A bipartisan consensus has emerged in Congress and state legislatures on the need to focus on finding ways to reduce the over 2 million people in our prisons and jails and make our communities safer.
With 18 to 24-year-olds making up roughly one in five people incarcerated in America’s prison and jails — about half of whom are people of color — reducing the number of these young adults locked up is a necessary step towards enhancing public safety.
Young adults are overrepresented in our prisons and jail. Victims of serious violent crime are also disproportionately young, people of color, and lower income, underlining that the communities most impactedby crime and incarceration are often the same. In a report released last week at a convening with public safety leaders, the Justice Policy Institute (JPI) surveyed four dozen justice system stakeholders across the country on what they thought needed to happen to improve how we serve young adults.
The public safety stakeholders we heard from said we should refocus our efforts towards community-based approaches that meet the needs of young adults, largely outside the justice system.
The stakeholders we convened said we should fashion an approach to young adults that is community-based, developmentally appropriate, individually tailored, and affords more confidentiality around criminal records — all policy approaches that reflect the best practices seen in the juvenile justice system, where youth confinement and youth crime rates have both fallen dramatically.
We heard that there was a need to ensure that young adults get the schooling, housing, job training, and health care they need to move past crime, echoing the call offered this week by the D.C-based Center for Court Excellence on what people leaving federal prisons need to succeed when they return to D.C.’s communities.
While these national and local research pieces highlight the importance of holistic, community-based approaches to improving public safety and reducing young adults justice system involvement, the Washington Post recently critiqued only one part of what we heard stakeholders want, one law (the Youth Rehabilitation Act), and its modest provisions to help young people change their behavior.
This law, and others like it give someone in their late teens and early twenties the opportunity for the kind of individually tailored sentences and confidentiality more often afforded to youth in the juvenile justice system than young adults in the criminal justice systems.
If we are going to enhance public safety and reduce prison and jail populations, we need to heed the words of D.C. Attorney General Karl Racine, and provide “the kind of information the public is owed,” showing the full picture on how to best serve young adults.
The full picture means, expanding provisions that allow a young person leaving prison some confidentiality around their record so they can get a job, get housing and successfully transition into a productive, law abiding adult.
The next president, the next Congress, and the next D.C. Council need to afford more confidentiality protections for young adults leaving prison and jail, not curb them.
The full picture means, doing a better job of addressing the needs of crime victims, and give them what they say they need when they’ve been harmed.
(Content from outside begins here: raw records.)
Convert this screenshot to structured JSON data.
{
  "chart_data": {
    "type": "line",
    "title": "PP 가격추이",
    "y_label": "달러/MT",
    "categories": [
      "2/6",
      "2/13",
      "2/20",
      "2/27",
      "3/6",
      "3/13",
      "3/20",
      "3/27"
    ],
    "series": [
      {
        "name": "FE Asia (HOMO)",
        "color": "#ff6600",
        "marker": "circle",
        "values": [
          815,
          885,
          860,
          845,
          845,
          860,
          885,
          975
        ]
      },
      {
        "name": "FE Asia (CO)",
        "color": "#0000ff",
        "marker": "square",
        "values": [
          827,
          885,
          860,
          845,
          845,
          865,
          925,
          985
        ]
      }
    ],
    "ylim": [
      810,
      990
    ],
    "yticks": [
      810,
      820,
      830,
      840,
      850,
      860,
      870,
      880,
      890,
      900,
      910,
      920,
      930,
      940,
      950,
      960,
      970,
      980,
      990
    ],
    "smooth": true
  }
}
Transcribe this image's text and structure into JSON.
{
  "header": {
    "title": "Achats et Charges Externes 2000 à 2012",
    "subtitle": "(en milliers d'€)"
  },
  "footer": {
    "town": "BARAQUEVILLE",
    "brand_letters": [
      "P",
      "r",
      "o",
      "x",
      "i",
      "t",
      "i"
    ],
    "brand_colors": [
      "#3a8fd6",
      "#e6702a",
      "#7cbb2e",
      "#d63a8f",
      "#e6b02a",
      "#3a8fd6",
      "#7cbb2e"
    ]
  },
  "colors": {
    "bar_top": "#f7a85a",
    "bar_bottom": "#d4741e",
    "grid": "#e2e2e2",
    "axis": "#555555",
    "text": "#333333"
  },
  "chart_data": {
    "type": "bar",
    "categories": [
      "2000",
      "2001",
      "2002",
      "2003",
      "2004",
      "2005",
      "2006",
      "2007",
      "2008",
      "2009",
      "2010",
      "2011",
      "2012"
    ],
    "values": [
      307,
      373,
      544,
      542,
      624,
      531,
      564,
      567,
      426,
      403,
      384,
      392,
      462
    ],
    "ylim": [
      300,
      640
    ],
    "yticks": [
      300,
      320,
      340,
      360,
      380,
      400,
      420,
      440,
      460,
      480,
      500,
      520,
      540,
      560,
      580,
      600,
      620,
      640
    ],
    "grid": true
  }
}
A recent survey showed that six out of 10 crime victims preferred shorter prison sentences and more spending on prevention and rehabilitation, versus keeping people in prison for as long as possible, and better access to information and services.
Instead of needlessly long prison terms that the research show will not make us safer, local and federal policymakers should be leveraging the increased funding available under the Victims of Crime Act to ramp up services for crime victims across the country.
The full picture means, federal and local leaders need to take steps that are consistent with the research, and ensure that young adults have every opportunity to succeed upon release.
If a young person is sentenced to prison, they should be close-to- home, not sent to a federal prison hundreds of miles from D.C. And wherever a young adult is confined, we need to plan for their return home from the day they touch the system, and prepare them to connect to a job, housing, and family support so they can move past crime.
The full picture of our public safety challenge must include the fact that the vast majority of young adults that benefit from laws that affords them a slightly shorter sentence, and more confidentiality around their records will almost never go on to engage in the kind violence that garners newspaper headlines.
Finally, President Obama’s administration and D.C. government put more money into community-based approaches to connect young adults to jobs, treatment and housing. If we want the full picture, we need to follow the research on how to improve our approach to young adults, continue these efforts, analyze them for their efficacy, and reject changes that will simply lengthen prison-terms, and do little to make us safer.